Each node in the map may possess the following fields:

node.<child> : If present, this specifies that child elements named <child> should be captured. The value of this entry gives the map node that is to be in effect when processing that child element.
node[xml.DefaultKey] : If present, this specifies that all child nodes are to be captured. The value gives the map node to use while processing the child elements that do not match a node.<child> entry.
Child elements will be skipped and not added to the DOM tree unless either node.<child> or node[xml.DefaultKey] is found.
node[xml.MatchTextKey] : a pattern to apply to contained text. Text will be added to the DOM tree only if the pattern matches. Only the text matched by the pattern (or the first pattern capture) will be retained. If this value is nil or false, no text will be added to the DOM tree. If this value is true, all text children will be retained without modification.
node[xml.ActionKey] : If present, this is a function that will transform the parsed element's value and/or key before it is stored in its parent.
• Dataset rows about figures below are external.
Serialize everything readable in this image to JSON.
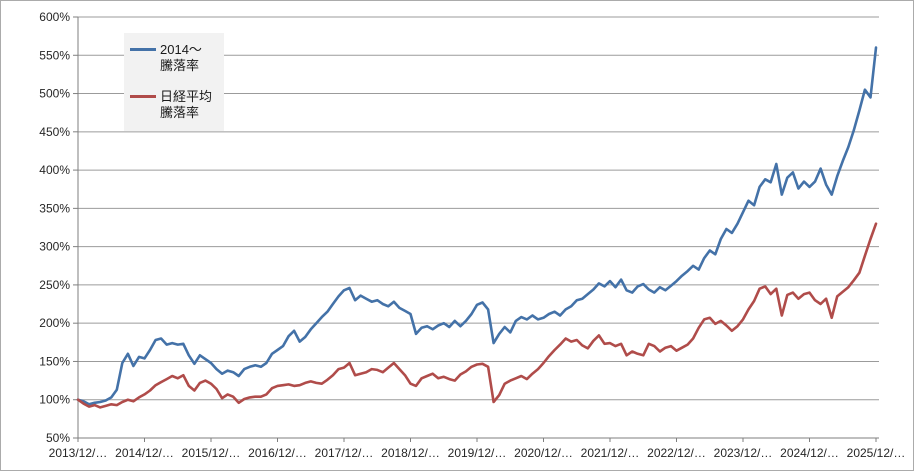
{
  "chart_data": {
    "type": "line",
    "title": "",
    "xlabel": "",
    "ylabel": "",
    "grid": true,
    "legend_position": "top-left-inside",
    "ylim": [
      50,
      600
    ],
    "y_tick_labels": [
      "600%",
      "550%",
      "500%",
      "450%",
      "400%",
      "350%",
      "300%",
      "250%",
      "200%",
      "150%",
      "100%",
      "50%"
    ],
    "y_ticks": [
      600,
      550,
      500,
      450,
      400,
      350,
      300,
      250,
      200,
      150,
      100,
      50
    ],
    "x_tick_labels": [
      "2013/12/…",
      "2014/12/…",
      "2015/12/…",
      "2016/12/…",
      "2017/12/…",
      "2018/12/…",
      "2019/12/…",
      "2020/12/…",
      "2021/12/…",
      "2022/12/…",
      "2023/12/…",
      "2024/12/…",
      "2025/12/…"
    ],
    "points_per_interval": 12,
    "series": [
      {
        "label1": "2014～",
        "label2": "騰落率",
        "color": "#4472a8",
        "values": [
          100,
          98,
          94,
          96,
          97,
          99,
          103,
          113,
          148,
          160,
          144,
          156,
          154,
          165,
          178,
          180,
          172,
          174,
          172,
          173,
          158,
          147,
          158,
          153,
          148,
          140,
          134,
          138,
          136,
          131,
          140,
          143,
          145,
          143,
          148,
          160,
          165,
          170,
          183,
          190,
          176,
          182,
          192,
          200,
          208,
          215,
          225,
          235,
          243,
          246,
          230,
          236,
          232,
          228,
          230,
          225,
          222,
          228,
          220,
          216,
          212,
          186,
          194,
          196,
          192,
          197,
          200,
          195,
          203,
          196,
          203,
          212,
          224,
          227,
          218,
          174,
          186,
          195,
          188,
          203,
          208,
          205,
          210,
          205,
          207,
          212,
          215,
          210,
          218,
          222,
          230,
          232,
          238,
          244,
          252,
          248,
          255,
          247,
          257,
          243,
          240,
          248,
          251,
          244,
          240,
          247,
          243,
          249,
          255,
          262,
          268,
          275,
          270,
          285,
          295,
          290,
          310,
          323,
          318,
          330,
          345,
          360,
          354,
          378,
          388,
          384,
          408,
          368,
          390,
          397,
          376,
          385,
          378,
          385,
          402,
          381,
          368,
          392,
          412,
          430,
          452,
          478,
          505,
          495,
          560
        ]
      },
      {
        "label1": "日経平均",
        "label2": "騰落率",
        "color": "#b04c4a",
        "values": [
          100,
          95,
          91,
          93,
          90,
          92,
          94,
          93,
          97,
          100,
          98,
          103,
          107,
          112,
          119,
          123,
          127,
          131,
          128,
          132,
          118,
          112,
          122,
          125,
          121,
          114,
          102,
          107,
          104,
          96,
          101,
          103,
          104,
          104,
          107,
          115,
          118,
          119,
          120,
          118,
          119,
          122,
          124,
          122,
          121,
          126,
          132,
          140,
          142,
          148,
          132,
          134,
          136,
          140,
          139,
          136,
          142,
          148,
          140,
          132,
          121,
          118,
          128,
          131,
          134,
          128,
          130,
          127,
          125,
          133,
          137,
          143,
          146,
          147,
          143,
          97,
          106,
          121,
          125,
          128,
          131,
          127,
          134,
          140,
          148,
          157,
          165,
          172,
          180,
          176,
          178,
          171,
          167,
          177,
          184,
          173,
          174,
          170,
          173,
          158,
          163,
          160,
          158,
          173,
          170,
          163,
          168,
          170,
          164,
          168,
          172,
          180,
          194,
          205,
          207,
          199,
          203,
          197,
          190,
          196,
          205,
          218,
          229,
          245,
          248,
          238,
          245,
          210,
          237,
          240,
          232,
          238,
          240,
          230,
          225,
          232,
          207,
          235,
          241,
          247,
          256,
          266,
          288,
          310,
          330
        ]
      }
    ],
    "colors": {
      "gridline": "#9b9b9b",
      "axis": "#7f7f7f",
      "tick_label": "#262626",
      "legend_background": "#f2f2f2",
      "plot_background": "#ffffff"
    }
  }
}
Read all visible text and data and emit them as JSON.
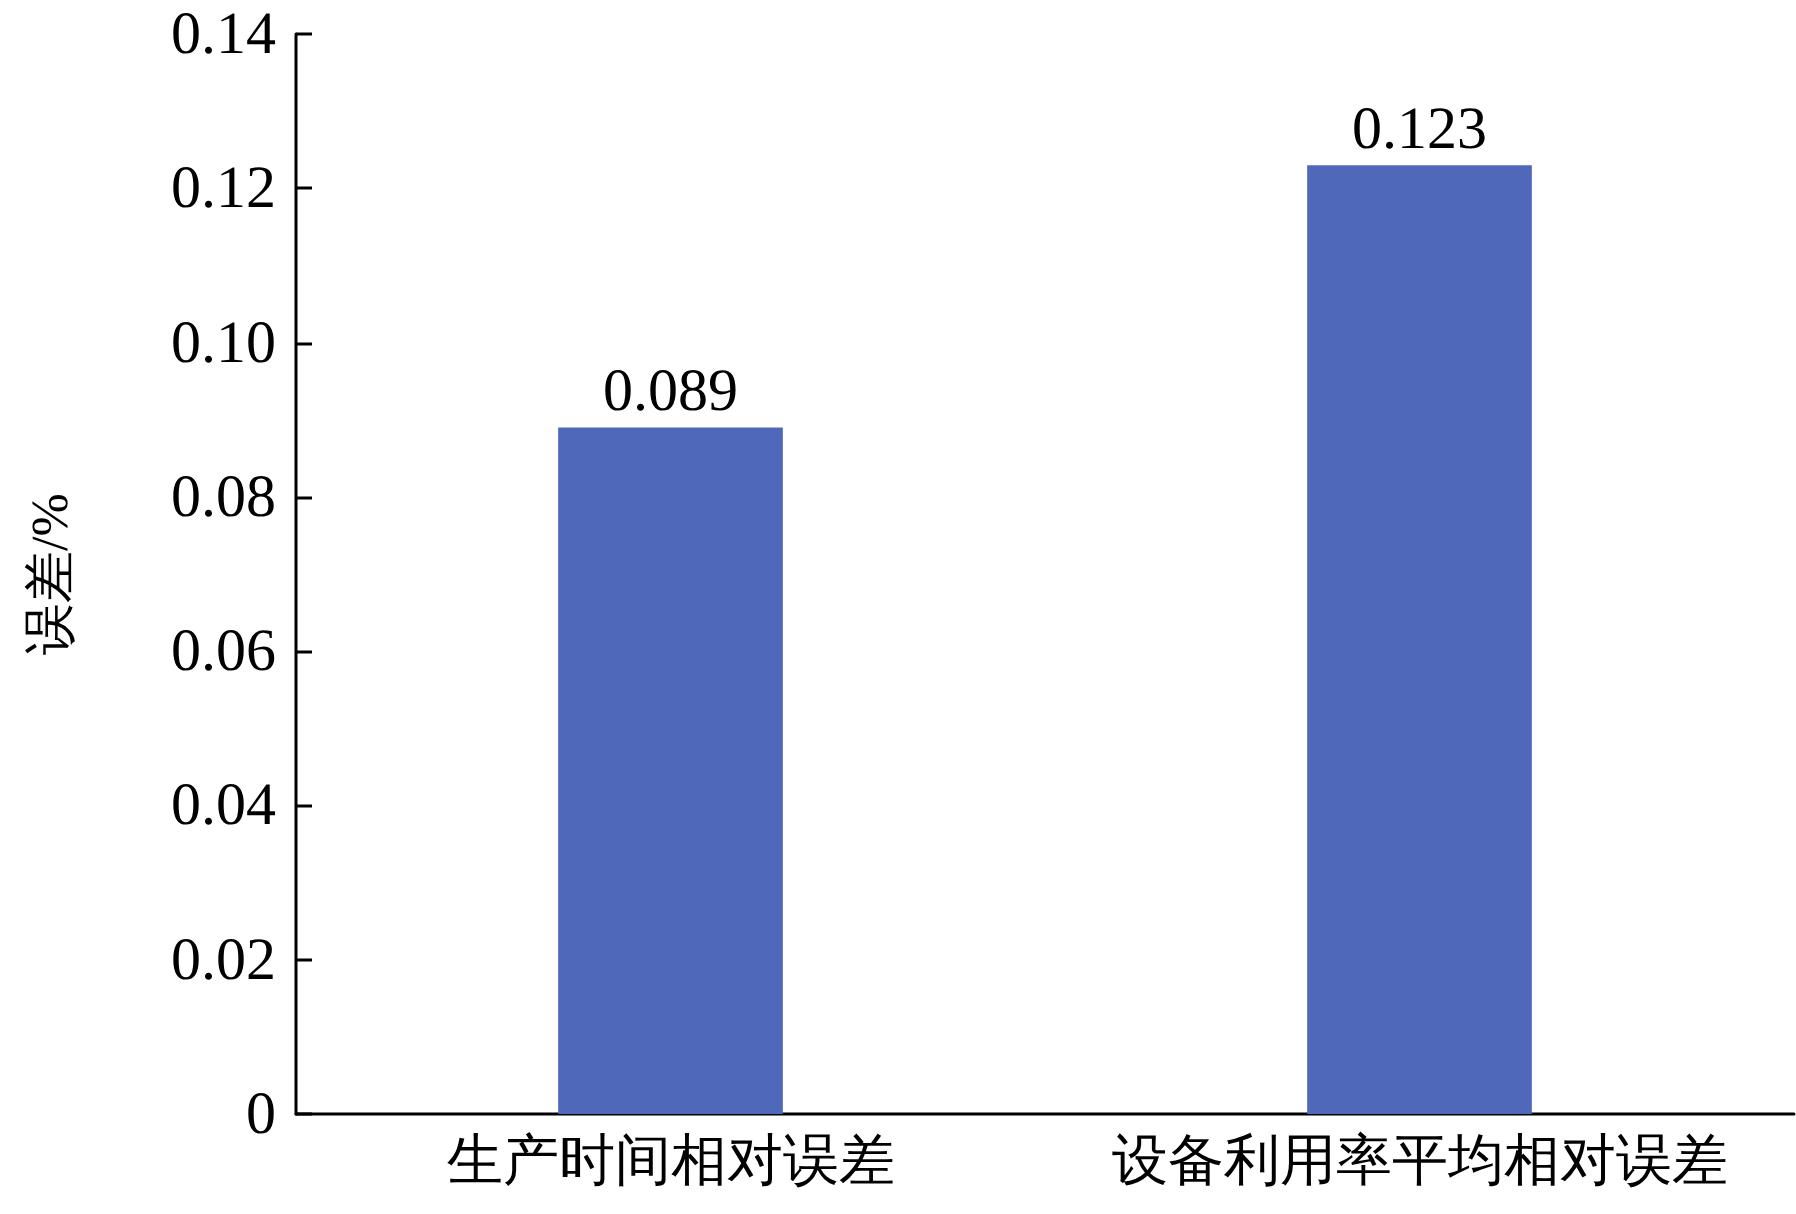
{
  "chart_data": {
    "type": "bar",
    "ylabel": "误差/%",
    "categories": [
      "生产时间相对误差",
      "设备利用率平均相对误差"
    ],
    "values": [
      0.089,
      0.123
    ],
    "color": "#5068b9",
    "ylim": [
      0,
      0.14
    ],
    "yticks": [
      {
        "value": 0,
        "label": "0"
      },
      {
        "value": 0.02,
        "label": "0.02"
      },
      {
        "value": 0.04,
        "label": "0.04"
      },
      {
        "value": 0.06,
        "label": "0.06"
      },
      {
        "value": 0.08,
        "label": "0.08"
      },
      {
        "value": 0.1,
        "label": "0.10"
      },
      {
        "value": 0.12,
        "label": "0.12"
      },
      {
        "value": 0.14,
        "label": "0.14"
      }
    ],
    "data_labels": true,
    "grid": false
  }
}
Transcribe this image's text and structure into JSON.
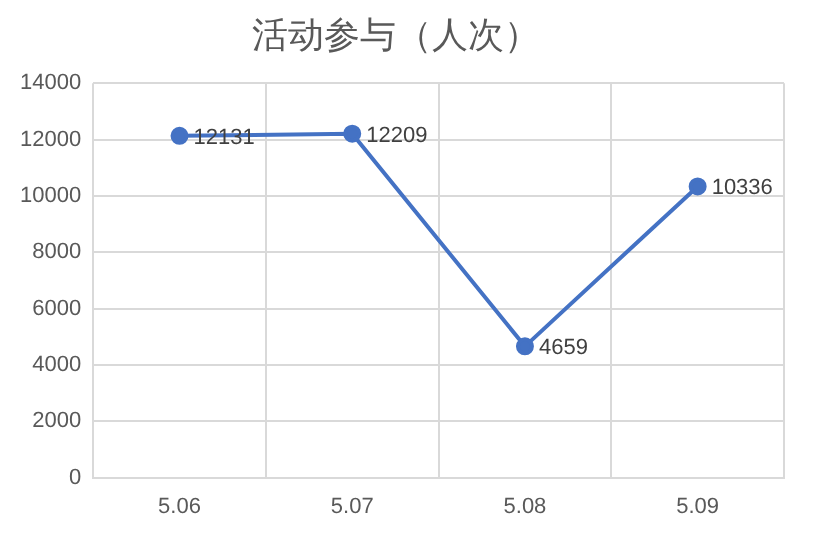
{
  "chart_data": {
    "type": "line",
    "title": "活动参与（人次）",
    "categories": [
      "5.06",
      "5.07",
      "5.08",
      "5.09"
    ],
    "series": [
      {
        "color": "#4472c4",
        "values": [
          12131,
          12209,
          4659,
          10336
        ]
      }
    ],
    "ylim": [
      0,
      14000
    ],
    "yticks": [
      0,
      2000,
      4000,
      6000,
      8000,
      10000,
      12000,
      14000
    ],
    "grid": true,
    "legend": false,
    "marker": "circle",
    "line_style": "solid",
    "data_labels": true
  }
}
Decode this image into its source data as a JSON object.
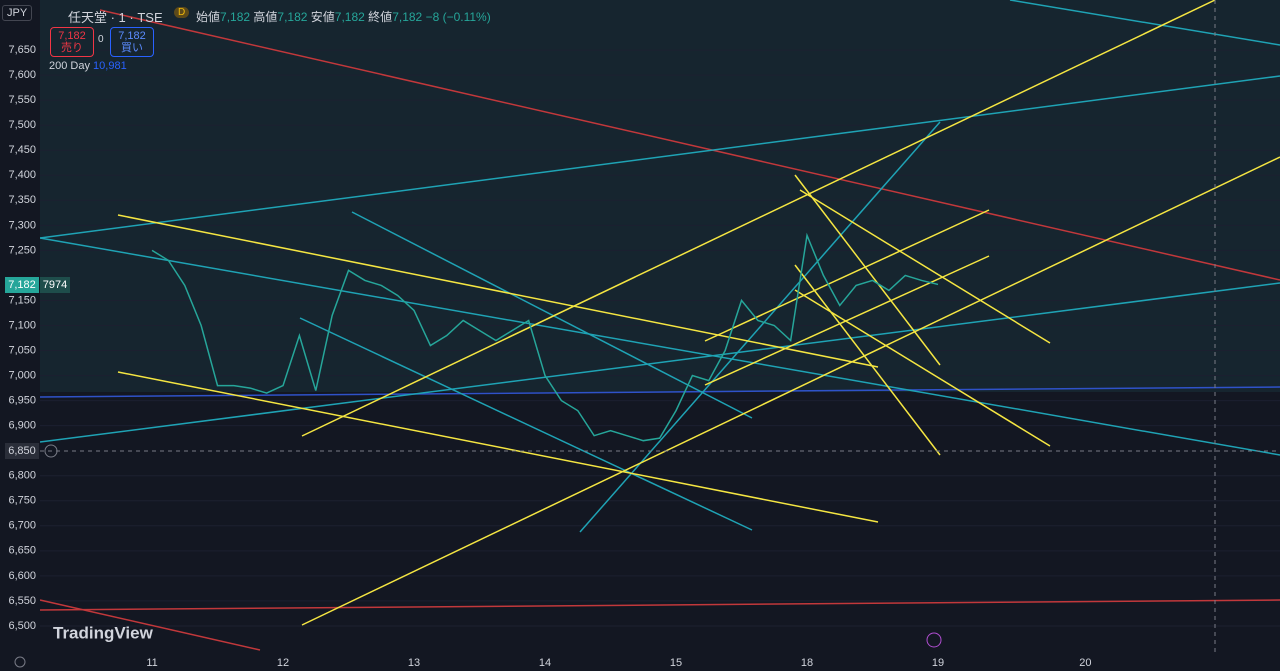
{
  "header": {
    "currency": "JPY",
    "symbol": "任天堂 · 1 · TSE",
    "interval_badge": "D",
    "open_label": "始値",
    "open": "7,182",
    "high_label": "高値",
    "high": "7,182",
    "low_label": "安値",
    "low": "7,182",
    "close_label": "終値",
    "close": "7,182",
    "change": "−8 (−0.11%)",
    "sell_price": "7,182",
    "sell_label": "売り",
    "spread": "0",
    "buy_price": "7,182",
    "buy_label": "買い",
    "indicator_name": "200 Day",
    "indicator_value": "10,981",
    "last_price_tag": "7,182",
    "countdown_tag": "7974",
    "crosshair_tag": "6,850",
    "logo": "TradingView"
  },
  "chart_data": {
    "type": "line",
    "categories": [
      null,
      null,
      null,
      null,
      null,
      null,
      null,
      "11",
      null,
      null,
      null,
      null,
      null,
      null,
      null,
      "12",
      null,
      null,
      null,
      null,
      null,
      null,
      null,
      "13",
      null,
      null,
      null,
      null,
      null,
      null,
      null,
      "14",
      null,
      null,
      null,
      null,
      null,
      null,
      null,
      "15",
      null,
      null,
      null,
      null,
      null,
      null,
      null,
      "18",
      null,
      null,
      null,
      null,
      null,
      null,
      null,
      "19",
      null,
      null,
      null,
      null,
      null,
      null,
      null,
      null,
      "20",
      null,
      null,
      null,
      null,
      null,
      null,
      null,
      null,
      null,
      null,
      null
    ],
    "series": [
      {
        "color": "#26a69a",
        "values": [
          null,
          null,
          null,
          null,
          null,
          null,
          null,
          7250,
          7230,
          7180,
          7100,
          6980,
          6980,
          6975,
          6965,
          6980,
          7080,
          6970,
          7120,
          7210,
          7190,
          7180,
          7160,
          7130,
          7060,
          7080,
          7110,
          7090,
          7070,
          7090,
          7110,
          7000,
          6950,
          6930,
          6880,
          6890,
          6880,
          6870,
          6875,
          6930,
          7000,
          6990,
          7050,
          7150,
          7110,
          7100,
          7070,
          7280,
          7200,
          7140,
          7180,
          7190,
          7170,
          7200,
          7190,
          7182,
          null,
          null,
          null,
          null,
          null,
          null,
          null,
          null,
          null,
          null,
          null,
          null,
          null,
          null,
          null,
          null,
          null,
          null,
          null,
          null
        ]
      }
    ],
    "ylim": [
      6442,
      7750
    ],
    "yticks": [
      {
        "value": 6500,
        "label": "6,500"
      },
      {
        "value": 6550,
        "label": "6,550"
      },
      {
        "value": 6600,
        "label": "6,600"
      },
      {
        "value": 6650,
        "label": "6,650"
      },
      {
        "value": 6700,
        "label": "6,700"
      },
      {
        "value": 6750,
        "label": "6,750"
      },
      {
        "value": 6800,
        "label": "6,800"
      },
      {
        "value": 6900,
        "label": "6,900"
      },
      {
        "value": 6950,
        "label": "6,950"
      },
      {
        "value": 7000,
        "label": "7,000"
      },
      {
        "value": 7050,
        "label": "7,050"
      },
      {
        "value": 7100,
        "label": "7,100"
      },
      {
        "value": 7150,
        "label": "7,150"
      },
      {
        "value": 7250,
        "label": "7,250"
      },
      {
        "value": 7300,
        "label": "7,300"
      },
      {
        "value": 7350,
        "label": "7,350"
      },
      {
        "value": 7400,
        "label": "7,400"
      },
      {
        "value": 7450,
        "label": "7,450"
      },
      {
        "value": 7500,
        "label": "7,500"
      },
      {
        "value": 7550,
        "label": "7,550"
      },
      {
        "value": 7600,
        "label": "7,600"
      },
      {
        "value": 7650,
        "label": "7,650"
      }
    ],
    "grid": true
  }
}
Here are some constructors for map nodes:

xml.CaptureAll() returns a map that will capture all descendants and any text.

xml.CaptureText() returns a map that will capture text, but no sub-elements.

xml.TextNode() returns a map that will capture text, and evaluate to string, not an array of strings.

xml.ByName(node) = capture values as described by 'node', but place them in a named field of the parent (versus another child). Any occurrences of the element will override any attribute of the same name. If the element occurs more than once in a parent element, the last occurrence overrides the preceding ones.

xml.ListByName(node) = capture values as described by 'node', but append them to an array stored in a named field of the parent. Any occurrences of the element will override any attribute of the same name.

xml.ByName and xml.ListByName can be composed with other constructors but not with themselves or each other.

Here are some pre-defined node types:

xml.STRING : this node describes an element that appears once in its parent element and contains a string. It will appear as a named field in the document tree with a string value.

xml.NUMBER : this node describes an element that appears once in its parent element and contains a number. It will appear as a named field in the document tree with a number value.

Refer to xml.lua for more node types.

The following example map structure will capture style elements from a well-formed XHTML document, discarding the body and other head elements:

local map = {
   html = xml.ByName {
      head = xml.ByName {
         title = xml.STRING,
         style = xml.STRING_LIST,
      }
   }
}

local tree = xml.DOM(text, map)

print(tree.html.head.title)  --> a string
print(#tree.html.head.style) --> number of <style> elements

Limitations

No support for declarations.
No support for namespaces.
No end-of-line normalization (CRLF & CR -> LF)
Does not ignore or validate BOM
Limited error detection or validation.